Representación de género en 'Harry Potter'

Joanne Rowling es la autora que se esconde detrás de J.K. Rowling, el nombre con que firma las novelas de Harry Potter. Rowling escondió el Joanne -la K es en honor a su abuela Kathleen- a petición de sus editores, que tuvieron miedo de que los niños -en masculino no genérico, todo el mundo sabe que las niñas sólo leemos literatura romántica- no quisieran leer una novela escrita por una mujer. A pesar de lo que pudieran pensar los editores, el rol de las mujeres en los libros es bastante destacado, y las niñas tienen personajes con quienes fácilmente se pueden identificar.

Fuertes y secundarias

El rol de heroína recae en Hermione Granger. Según explicó la autora, el nombre poco habitual de Hermione, extraído de la obra de Shakespeare A Winter’s Tale, está elegido a propósito, porque no quería que ninguna chica “empollona e irritante” en la vida real fuera etiquetada con este nombre. Hermione Granger es, de largo, la bruja con más talento de Hogwarts en un mundo en el que los magos con talento, como Harry Potter, Albus Dumbledore o Lord Voldemort, lideran el cotarro, y resulta curioso cómo, a lo largo de siete libros, no se podrá acabar de quitar de encima estas etiquetas. Ciertamente, Dumbledore, Harry o Voldemort tienen sus defectos -sobre todo Voldemort-, pero estos no están explícitamente ligados a su talento. De hecho, el personaje de Harry es arrogante en algunos libros, pero finalmente acaba modulando su carácter.

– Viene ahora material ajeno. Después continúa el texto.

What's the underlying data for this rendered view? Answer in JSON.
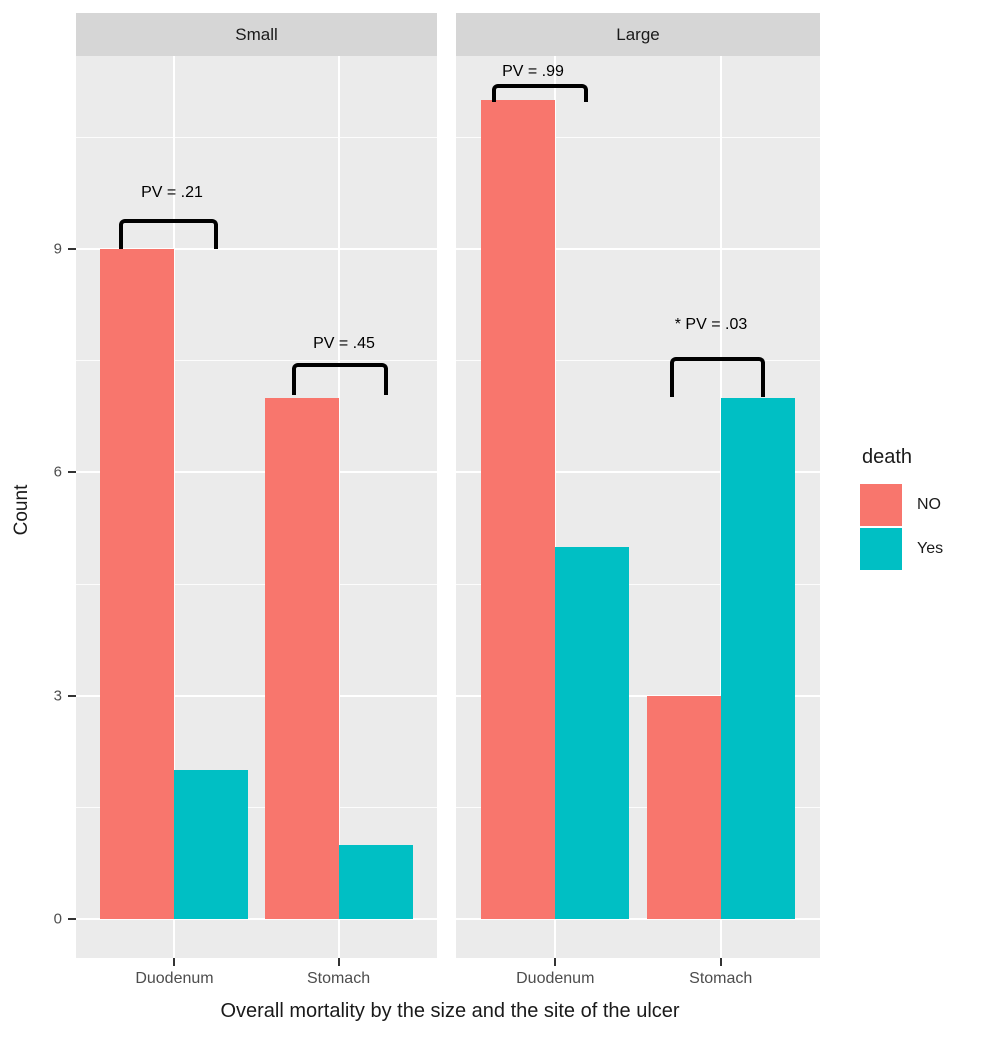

El personaje de Hermione tenía otras representaciones problemáticas, como el hecho de que Harry y Ron se hacen amigos de ella después de salvarla de un troll, reproduciendo así el tropo de la dama en peligro. La otra es que la historia gira alrededor de Harry, un personaje que es absolutamente más mediocre que ella y que se llevaba la gloria, los méritos y el valor porque era el elegido y ya -qué narices pintaba Ron en todo esto es un misterio más grande que las caras de Bélmez. Este hecho entronca con la tradición arraigada en la cultura popular de representar a los hombres como “genios” y a las mujeres como “trabajadoras y que se esfuerzan mucho”.

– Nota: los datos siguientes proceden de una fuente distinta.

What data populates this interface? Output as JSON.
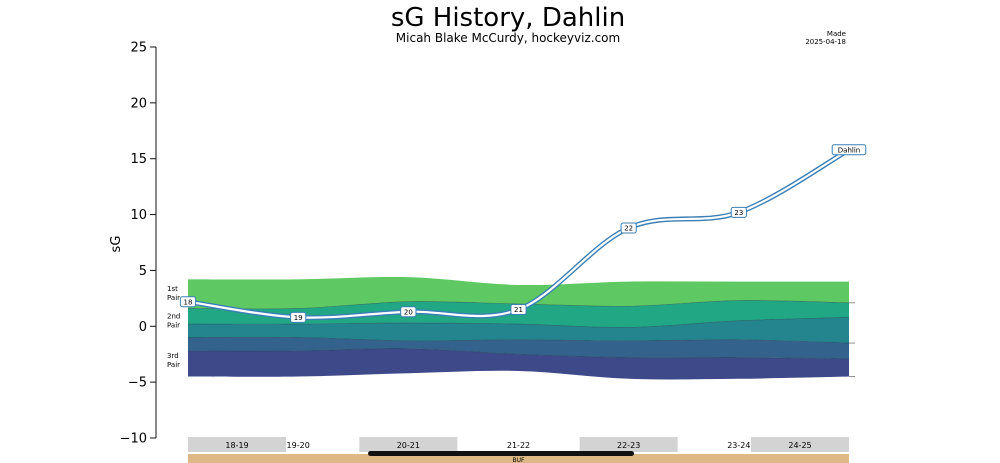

A pesar de todo, Hermione es un personaje atractivo e interesante, con valores bastante positivos. Hermione no se representaba con características tradicionalmente asociadas a la feminidad, sobre todo en cuanto a la apariencia física. Es por eso que, en el cuarto libro, se produce un cambio significativo: en el baile de Navidad del Torneo de los Tres Magos, Hermione despierta admiración porque va guapísima y, además, se ha ligado al tío sexy y famoso del momento, Viktor Krum. Esta sucesión de escenas recuerdan al tropo del makeover que, como explicamos, se presenta a menudo como ritual clave mediante el cual el personaje femenino se convierte en una mujer.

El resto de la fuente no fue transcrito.